Both the warehouse giant and department store Dillard's scored an 83 out of 100 on the latest American Customer Satisfaction Index, tying for the top spot among department and discount stores and specialty retail stores.
Costco ( has long been a favorite among shoppers. )
"[Costco] has that model of: this is what we do, this is who we are, what we sell and we are going to do it really well," said David VanAmburg, managing director at ACSI. "They aren't the fanciest or flowery looking store, but they put that money into good prices and staffing."
Following two years of declines, customer satisfaction among retailers increased 4.7%, the report found.
The improvement in customer satisfaction is a good news and bad news for the retail industry. The rise in happy customers is partly due the continued surge in online shopping.
Less crowded stores don't always bode well for sales at brick-and-mortar stores, but they do tend to help boost customer satisfaction.
"Stores have committed to improving customer services and improving the in-store experience," said VanAmburg.
For example, JCPenney (, )which announced last week that it plans to close up to 140 stores, saw a lofty increase in its score last year, with an 11% jump.
VanAmburg credited the retailer's decision to sell appliances to help broaden customer appeal as helping boost its standing.
The report is based on more than 12,000 customer surveys conducted at the end of 2016, which rated stores in six categories including department stores, specialty stores and supermarkets.
When it comes to keeping customers happy, it's not always about price.
Walmart, which saw its score jump 9% from 2015, still ranked last among the retailers.
The discount giant rolled out a new staffing strategy for the holiday season to help customers locate merchandise, check-out quicker and boost customer service that seemed to have worked, VanAmburg noted.

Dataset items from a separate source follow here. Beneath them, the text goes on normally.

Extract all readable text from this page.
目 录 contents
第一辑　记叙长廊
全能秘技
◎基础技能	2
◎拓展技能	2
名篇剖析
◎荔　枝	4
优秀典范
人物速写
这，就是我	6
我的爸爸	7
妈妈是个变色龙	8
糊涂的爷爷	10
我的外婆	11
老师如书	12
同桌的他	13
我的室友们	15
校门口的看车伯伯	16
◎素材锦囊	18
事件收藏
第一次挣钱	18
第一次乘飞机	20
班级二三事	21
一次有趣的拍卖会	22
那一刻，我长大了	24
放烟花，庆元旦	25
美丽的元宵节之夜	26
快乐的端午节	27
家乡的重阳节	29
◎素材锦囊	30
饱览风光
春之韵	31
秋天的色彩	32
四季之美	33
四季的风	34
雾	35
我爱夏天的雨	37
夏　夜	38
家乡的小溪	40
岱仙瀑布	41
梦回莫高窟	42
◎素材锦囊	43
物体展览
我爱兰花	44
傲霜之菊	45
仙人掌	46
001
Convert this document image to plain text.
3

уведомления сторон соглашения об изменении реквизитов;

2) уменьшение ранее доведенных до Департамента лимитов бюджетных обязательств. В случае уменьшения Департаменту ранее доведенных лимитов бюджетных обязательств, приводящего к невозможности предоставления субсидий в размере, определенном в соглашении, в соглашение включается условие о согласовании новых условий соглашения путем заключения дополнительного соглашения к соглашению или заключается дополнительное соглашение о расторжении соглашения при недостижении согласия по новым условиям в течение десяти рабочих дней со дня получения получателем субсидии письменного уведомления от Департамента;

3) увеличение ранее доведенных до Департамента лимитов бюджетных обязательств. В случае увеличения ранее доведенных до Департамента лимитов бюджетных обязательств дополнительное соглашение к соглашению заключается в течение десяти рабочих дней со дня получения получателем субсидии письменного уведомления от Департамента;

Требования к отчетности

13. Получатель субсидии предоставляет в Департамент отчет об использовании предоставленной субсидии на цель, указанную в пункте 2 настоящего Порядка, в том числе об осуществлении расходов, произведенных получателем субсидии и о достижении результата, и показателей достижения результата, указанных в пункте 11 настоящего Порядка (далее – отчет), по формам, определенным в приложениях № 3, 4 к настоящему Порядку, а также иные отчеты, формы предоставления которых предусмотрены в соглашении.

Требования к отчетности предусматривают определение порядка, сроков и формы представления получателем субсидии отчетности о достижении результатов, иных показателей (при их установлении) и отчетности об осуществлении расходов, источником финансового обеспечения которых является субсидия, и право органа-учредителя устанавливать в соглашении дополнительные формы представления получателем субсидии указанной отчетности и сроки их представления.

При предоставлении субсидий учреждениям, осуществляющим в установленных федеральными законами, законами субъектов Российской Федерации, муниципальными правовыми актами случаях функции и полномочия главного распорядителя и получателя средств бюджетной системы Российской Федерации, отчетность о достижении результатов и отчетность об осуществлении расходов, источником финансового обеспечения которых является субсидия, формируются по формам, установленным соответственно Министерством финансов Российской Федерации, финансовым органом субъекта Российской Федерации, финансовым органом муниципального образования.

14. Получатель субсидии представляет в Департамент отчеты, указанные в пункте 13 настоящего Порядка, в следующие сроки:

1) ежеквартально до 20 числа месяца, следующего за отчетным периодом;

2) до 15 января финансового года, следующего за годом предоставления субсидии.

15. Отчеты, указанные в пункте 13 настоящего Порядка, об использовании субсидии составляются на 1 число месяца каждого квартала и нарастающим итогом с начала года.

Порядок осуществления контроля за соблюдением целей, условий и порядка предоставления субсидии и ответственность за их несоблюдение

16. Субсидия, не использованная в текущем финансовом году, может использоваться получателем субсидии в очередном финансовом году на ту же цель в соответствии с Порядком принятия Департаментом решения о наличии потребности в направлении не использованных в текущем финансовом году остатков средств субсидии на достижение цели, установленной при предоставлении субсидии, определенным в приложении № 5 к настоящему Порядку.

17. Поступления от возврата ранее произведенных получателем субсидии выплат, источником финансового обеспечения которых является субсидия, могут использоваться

"What tends to be the most important as a shopper is 'can I get in and out as efficiently as possible?'" said VanAmburg.
Abercrombie & Fitch, which came in last place in 2015, saw the biggest increase in its score: jumping 17% to 76, but it still ranked just above Walmart.
While the retail industry as a whole improved, Nordstrom's score dropped 2% to 80 -- the lowest since 2008.
The high-end department store, which President Donald Trump blasted on Twitter after it discontinued purchasing daughter Ivanka Trump's collection, has been performing strong online, but struggling with its in-store experience, VanAmburg noted.
"It's most likely a combination of staffing and merchandise," he said.